洸のお母さんは心優しく承諾してくれたし、私たちはみんな近所なので、自分たちの親にわざわざ許可をとるでもなく、洸の家に上がり込む。
なゆも絢都も喜んでいたけど、絢都は何かしらを察したようで、「後で話せよ」なんて言われてしまった。
「……鋭いなあ」
呟きが漏れた。隣で野菜を切るなゆには聞こえていなかったらしい。
呑気に鼻歌なんかを歌いながら、軽快に玉ねぎを切っている。それはもう、指を切ってしまいそうなスピードで——、
「あ」
「ざっくり行ったねえ」
いや、実際に切った。
赤い血が滴るのを反対の手で防ぎながら、リビングでテレビを見ている洸に向かって声を掛けた。
切っちゃったー、と笑うなゆ。痛みには強いらしい。
今更だけど、ざっくり行ったねえ、なんて思い切り血が出た人の言うセリフじゃないし。
「何でお前そんなに平気なの……」
「そんなに痛くないよ?」
「見てるこっちが痛くなってくるレベルなんだけど」
世話焼き体質の洸は、飛ぶように絆創膏を持ってきて、なゆの指に貼る。
洸の横では、絢都が羨ましそうにそれを見ていた。
そういえば絢都、小さい頃なゆに撫でられるの好きだったっけ。それの名残で今もなゆの手が好きなのか。

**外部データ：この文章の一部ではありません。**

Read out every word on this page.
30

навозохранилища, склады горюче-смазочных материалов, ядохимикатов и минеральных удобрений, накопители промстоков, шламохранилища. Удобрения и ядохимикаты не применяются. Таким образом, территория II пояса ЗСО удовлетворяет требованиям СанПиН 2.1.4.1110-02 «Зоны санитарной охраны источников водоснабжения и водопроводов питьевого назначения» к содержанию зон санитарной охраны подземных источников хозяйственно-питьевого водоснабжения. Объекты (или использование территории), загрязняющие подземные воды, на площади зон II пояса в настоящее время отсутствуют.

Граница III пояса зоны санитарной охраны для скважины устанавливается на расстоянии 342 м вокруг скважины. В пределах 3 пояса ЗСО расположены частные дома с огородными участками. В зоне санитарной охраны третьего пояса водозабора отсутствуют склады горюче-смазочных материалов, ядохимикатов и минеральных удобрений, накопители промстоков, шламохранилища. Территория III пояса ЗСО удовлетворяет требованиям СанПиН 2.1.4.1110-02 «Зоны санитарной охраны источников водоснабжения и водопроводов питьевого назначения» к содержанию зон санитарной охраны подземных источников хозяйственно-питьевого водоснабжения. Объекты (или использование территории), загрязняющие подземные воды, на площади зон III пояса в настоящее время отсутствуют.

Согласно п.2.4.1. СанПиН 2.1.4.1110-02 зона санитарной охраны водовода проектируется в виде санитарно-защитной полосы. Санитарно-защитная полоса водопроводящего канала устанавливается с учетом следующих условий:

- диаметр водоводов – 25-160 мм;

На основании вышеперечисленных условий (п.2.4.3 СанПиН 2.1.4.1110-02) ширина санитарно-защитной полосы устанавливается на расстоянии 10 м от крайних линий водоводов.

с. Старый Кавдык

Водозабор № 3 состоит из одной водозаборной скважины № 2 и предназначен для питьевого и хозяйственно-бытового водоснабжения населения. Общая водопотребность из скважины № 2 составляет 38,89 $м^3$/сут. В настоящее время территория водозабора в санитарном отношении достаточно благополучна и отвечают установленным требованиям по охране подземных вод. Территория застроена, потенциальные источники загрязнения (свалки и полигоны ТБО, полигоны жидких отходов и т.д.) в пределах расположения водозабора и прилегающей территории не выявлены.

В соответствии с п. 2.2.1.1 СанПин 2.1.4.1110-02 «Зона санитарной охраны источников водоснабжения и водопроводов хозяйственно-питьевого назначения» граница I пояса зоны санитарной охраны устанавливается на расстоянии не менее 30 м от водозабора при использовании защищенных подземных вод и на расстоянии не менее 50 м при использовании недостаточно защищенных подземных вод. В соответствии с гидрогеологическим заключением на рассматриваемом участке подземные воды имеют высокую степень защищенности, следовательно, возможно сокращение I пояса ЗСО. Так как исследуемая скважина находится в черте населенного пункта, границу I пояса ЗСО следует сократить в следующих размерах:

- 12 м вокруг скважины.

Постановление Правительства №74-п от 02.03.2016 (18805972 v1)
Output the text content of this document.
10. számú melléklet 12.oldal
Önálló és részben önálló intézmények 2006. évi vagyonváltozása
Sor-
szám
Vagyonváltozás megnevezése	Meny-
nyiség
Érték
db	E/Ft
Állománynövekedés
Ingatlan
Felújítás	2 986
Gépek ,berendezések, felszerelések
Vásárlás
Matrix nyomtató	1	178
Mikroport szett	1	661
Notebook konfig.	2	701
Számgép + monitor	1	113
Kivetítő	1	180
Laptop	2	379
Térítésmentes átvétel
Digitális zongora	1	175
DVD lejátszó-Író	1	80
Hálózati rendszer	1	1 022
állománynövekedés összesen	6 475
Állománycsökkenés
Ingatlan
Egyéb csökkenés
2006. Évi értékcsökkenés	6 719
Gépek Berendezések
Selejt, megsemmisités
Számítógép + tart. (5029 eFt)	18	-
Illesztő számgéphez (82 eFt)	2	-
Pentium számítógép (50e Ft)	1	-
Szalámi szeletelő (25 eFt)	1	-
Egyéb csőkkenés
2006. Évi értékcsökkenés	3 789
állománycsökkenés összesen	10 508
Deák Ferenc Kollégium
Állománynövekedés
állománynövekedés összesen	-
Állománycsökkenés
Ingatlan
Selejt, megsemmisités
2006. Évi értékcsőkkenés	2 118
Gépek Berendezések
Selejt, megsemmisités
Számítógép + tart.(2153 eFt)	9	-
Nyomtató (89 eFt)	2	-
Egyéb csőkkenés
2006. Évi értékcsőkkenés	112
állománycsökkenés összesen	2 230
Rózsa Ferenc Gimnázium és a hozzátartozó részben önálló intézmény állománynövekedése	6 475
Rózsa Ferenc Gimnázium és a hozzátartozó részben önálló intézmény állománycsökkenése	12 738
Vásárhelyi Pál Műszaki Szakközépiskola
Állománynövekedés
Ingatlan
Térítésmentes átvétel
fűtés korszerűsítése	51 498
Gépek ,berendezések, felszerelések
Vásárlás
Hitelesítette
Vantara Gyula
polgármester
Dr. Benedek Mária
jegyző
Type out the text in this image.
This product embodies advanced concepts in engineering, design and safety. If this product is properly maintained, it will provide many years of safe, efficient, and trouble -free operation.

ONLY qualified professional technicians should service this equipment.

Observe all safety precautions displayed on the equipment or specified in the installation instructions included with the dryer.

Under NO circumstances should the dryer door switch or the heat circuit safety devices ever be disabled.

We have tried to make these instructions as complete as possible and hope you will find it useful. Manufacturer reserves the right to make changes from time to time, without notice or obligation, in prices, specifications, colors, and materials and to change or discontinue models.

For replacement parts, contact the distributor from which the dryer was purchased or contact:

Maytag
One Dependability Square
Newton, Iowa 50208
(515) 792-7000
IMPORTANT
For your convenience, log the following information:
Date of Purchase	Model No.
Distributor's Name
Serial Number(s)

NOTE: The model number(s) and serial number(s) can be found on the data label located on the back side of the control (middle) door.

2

……ちょっと変態くさいっていうのは、言わないでおこう。
絆創膏を貼ってキッチンに戻ってきたなゆは、少しだけ悲しそうな顔をしていた。
何でだろう、と思う私の横に立って、彼女は笑った。
「手、大切なのになあ……——」
その笑みは、息を飲むほど絢都に似ていた。